I'm trying to create an Image Classifier on a dataset with 40'000 images, in order to let Autokeras train the most appropriate model for me afterwards. Now the problem is, that every time I load all the images and get their labels but when I run the normalization Google Colab, there is a RAM overflow (although having a Pro+ account). Subsequently my code:
# Import TensorFlow
%tensorflow_version 2.x
import tensorflow as tf
import keras
from tensorflow.keras.preprocessing.image import ImageDataGenerator
from tensorflow.keras.utils import normalize, to_categorical
!pip install autokeras
import autokeras as ak
import glob
import numpy as np
images = glob.glob(path + '/*.png')
import random
data = []
labels = []
for i in images:
image=tf.keras.preprocessing.image.load_img(i, color_mode='rgb')
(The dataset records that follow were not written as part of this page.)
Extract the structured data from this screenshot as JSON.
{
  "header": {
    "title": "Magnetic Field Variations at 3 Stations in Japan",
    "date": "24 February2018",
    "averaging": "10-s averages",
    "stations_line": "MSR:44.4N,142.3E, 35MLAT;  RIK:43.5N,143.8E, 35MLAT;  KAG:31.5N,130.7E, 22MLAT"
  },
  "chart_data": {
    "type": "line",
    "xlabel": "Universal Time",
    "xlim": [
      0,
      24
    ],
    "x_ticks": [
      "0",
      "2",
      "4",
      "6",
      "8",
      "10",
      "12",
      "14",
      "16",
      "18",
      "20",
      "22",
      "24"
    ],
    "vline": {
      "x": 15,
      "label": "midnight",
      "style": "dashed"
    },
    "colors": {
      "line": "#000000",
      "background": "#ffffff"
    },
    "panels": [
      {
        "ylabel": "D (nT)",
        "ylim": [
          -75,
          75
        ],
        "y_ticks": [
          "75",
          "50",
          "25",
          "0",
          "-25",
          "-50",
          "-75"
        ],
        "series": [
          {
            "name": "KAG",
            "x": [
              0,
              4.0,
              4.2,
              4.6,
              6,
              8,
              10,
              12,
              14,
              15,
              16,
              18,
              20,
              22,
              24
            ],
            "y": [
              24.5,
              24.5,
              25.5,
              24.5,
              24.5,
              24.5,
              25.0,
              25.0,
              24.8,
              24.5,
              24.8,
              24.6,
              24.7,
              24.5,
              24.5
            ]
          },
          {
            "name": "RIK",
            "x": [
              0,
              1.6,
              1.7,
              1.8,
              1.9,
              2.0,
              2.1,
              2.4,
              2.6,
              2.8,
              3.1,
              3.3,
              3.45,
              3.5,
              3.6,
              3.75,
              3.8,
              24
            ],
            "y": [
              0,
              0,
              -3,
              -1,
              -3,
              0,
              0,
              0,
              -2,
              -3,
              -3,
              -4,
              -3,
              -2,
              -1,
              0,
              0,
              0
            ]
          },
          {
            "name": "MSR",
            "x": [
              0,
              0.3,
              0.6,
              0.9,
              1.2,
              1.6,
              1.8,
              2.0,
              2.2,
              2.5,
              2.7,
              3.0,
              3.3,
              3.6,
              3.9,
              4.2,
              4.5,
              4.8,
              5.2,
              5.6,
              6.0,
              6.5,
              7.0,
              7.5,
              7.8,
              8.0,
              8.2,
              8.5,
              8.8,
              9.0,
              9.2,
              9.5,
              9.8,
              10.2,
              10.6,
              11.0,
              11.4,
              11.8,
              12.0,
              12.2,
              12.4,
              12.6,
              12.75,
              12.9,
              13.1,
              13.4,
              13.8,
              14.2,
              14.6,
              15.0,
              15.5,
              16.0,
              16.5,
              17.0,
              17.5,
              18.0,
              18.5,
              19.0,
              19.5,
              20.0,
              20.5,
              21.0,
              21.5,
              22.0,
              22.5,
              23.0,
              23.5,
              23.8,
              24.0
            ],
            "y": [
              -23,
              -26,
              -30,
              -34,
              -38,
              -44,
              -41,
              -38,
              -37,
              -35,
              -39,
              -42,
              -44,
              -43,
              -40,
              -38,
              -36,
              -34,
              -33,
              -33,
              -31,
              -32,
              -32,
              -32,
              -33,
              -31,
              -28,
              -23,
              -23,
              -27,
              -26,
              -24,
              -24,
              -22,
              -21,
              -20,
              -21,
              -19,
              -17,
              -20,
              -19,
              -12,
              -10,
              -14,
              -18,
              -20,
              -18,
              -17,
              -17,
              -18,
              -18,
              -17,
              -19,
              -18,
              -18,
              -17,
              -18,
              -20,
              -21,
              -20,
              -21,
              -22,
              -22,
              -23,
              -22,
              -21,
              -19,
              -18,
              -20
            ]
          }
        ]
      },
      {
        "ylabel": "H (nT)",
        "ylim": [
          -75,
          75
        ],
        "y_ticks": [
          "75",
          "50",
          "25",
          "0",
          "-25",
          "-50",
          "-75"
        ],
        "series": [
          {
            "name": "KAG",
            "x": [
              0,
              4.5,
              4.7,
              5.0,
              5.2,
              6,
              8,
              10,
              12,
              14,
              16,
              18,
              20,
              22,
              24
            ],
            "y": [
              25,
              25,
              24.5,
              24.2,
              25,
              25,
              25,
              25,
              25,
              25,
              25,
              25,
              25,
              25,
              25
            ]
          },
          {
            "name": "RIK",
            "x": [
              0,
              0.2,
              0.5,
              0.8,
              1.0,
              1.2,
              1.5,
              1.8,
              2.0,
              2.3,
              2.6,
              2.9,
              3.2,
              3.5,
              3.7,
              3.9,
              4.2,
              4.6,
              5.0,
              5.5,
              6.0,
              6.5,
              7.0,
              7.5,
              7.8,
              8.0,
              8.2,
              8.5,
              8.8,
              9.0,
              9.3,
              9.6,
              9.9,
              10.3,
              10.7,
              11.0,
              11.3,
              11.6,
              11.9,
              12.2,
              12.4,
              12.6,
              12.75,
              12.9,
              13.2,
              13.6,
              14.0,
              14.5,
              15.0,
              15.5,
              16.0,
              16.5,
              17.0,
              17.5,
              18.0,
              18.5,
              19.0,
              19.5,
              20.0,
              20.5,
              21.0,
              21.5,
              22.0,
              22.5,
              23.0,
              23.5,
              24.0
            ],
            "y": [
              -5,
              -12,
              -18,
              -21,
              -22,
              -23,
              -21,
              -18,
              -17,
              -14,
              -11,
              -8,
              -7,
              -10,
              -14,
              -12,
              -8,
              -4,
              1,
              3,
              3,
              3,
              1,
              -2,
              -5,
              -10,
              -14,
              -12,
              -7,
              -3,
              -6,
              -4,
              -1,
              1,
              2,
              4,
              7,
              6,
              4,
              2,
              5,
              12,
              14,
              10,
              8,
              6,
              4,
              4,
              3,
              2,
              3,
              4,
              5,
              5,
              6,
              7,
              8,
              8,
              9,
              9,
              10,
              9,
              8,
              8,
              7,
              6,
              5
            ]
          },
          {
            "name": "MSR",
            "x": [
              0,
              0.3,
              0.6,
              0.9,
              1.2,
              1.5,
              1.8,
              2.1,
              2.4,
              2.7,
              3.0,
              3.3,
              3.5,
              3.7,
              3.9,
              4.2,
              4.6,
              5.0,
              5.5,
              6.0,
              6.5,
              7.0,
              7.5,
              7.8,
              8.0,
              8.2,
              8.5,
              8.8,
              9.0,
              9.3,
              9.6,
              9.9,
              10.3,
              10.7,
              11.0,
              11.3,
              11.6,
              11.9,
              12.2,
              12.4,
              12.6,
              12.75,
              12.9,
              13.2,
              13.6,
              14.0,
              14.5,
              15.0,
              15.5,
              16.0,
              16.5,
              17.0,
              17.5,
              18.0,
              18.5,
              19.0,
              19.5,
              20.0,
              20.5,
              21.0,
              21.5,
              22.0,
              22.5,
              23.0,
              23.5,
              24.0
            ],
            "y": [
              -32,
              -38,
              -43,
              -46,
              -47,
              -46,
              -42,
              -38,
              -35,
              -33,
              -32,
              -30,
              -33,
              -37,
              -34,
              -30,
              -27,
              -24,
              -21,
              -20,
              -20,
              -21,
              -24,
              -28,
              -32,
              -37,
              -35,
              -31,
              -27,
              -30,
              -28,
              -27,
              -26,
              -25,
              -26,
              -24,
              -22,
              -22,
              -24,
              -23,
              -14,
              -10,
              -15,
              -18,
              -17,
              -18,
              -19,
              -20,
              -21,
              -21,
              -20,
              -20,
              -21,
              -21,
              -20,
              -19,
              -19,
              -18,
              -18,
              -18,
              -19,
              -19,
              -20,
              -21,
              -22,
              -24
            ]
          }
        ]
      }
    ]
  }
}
image=np.array(image, dtype ='float32')
image=cv2.resize(image, (180, 180))
image/=255.0
data.append(image)
label=os.path.basename(str(i.replace('.png', '')))
label=label.split()[0]
labels.append(label)
data = np.array(data)
labels = np.array(labels)
print(labels)
Up until here everything works like a charm, but then I face the problem which creates the overflow:
# normalize feature and encode label
X = data
y = np.zeros(labels.shape)
indices = np.unique(labels)
for i in range(labels.shape[0]):
y[i] = np.where(labels[i] == indices)[0]
y = to_categorical(y)
from sklearn.model_selection import train_test_split
X_train, X_test, y_train, y_test = train_test_split(X, y, test_size=0.2,
random_state=42) # this line seems to be the problem where Colab has a RAM overflow
clf= ak.ImageClassifier(overwrite=True, max_trials=20)
clf.fit(X_train, y_train, epochs=10) # and also this line seems to be the problem where Colab has a RAM overflow.
Does anyone know what the problem might be? A hint in any direction would be highly appreciated, as this makes me going crazy!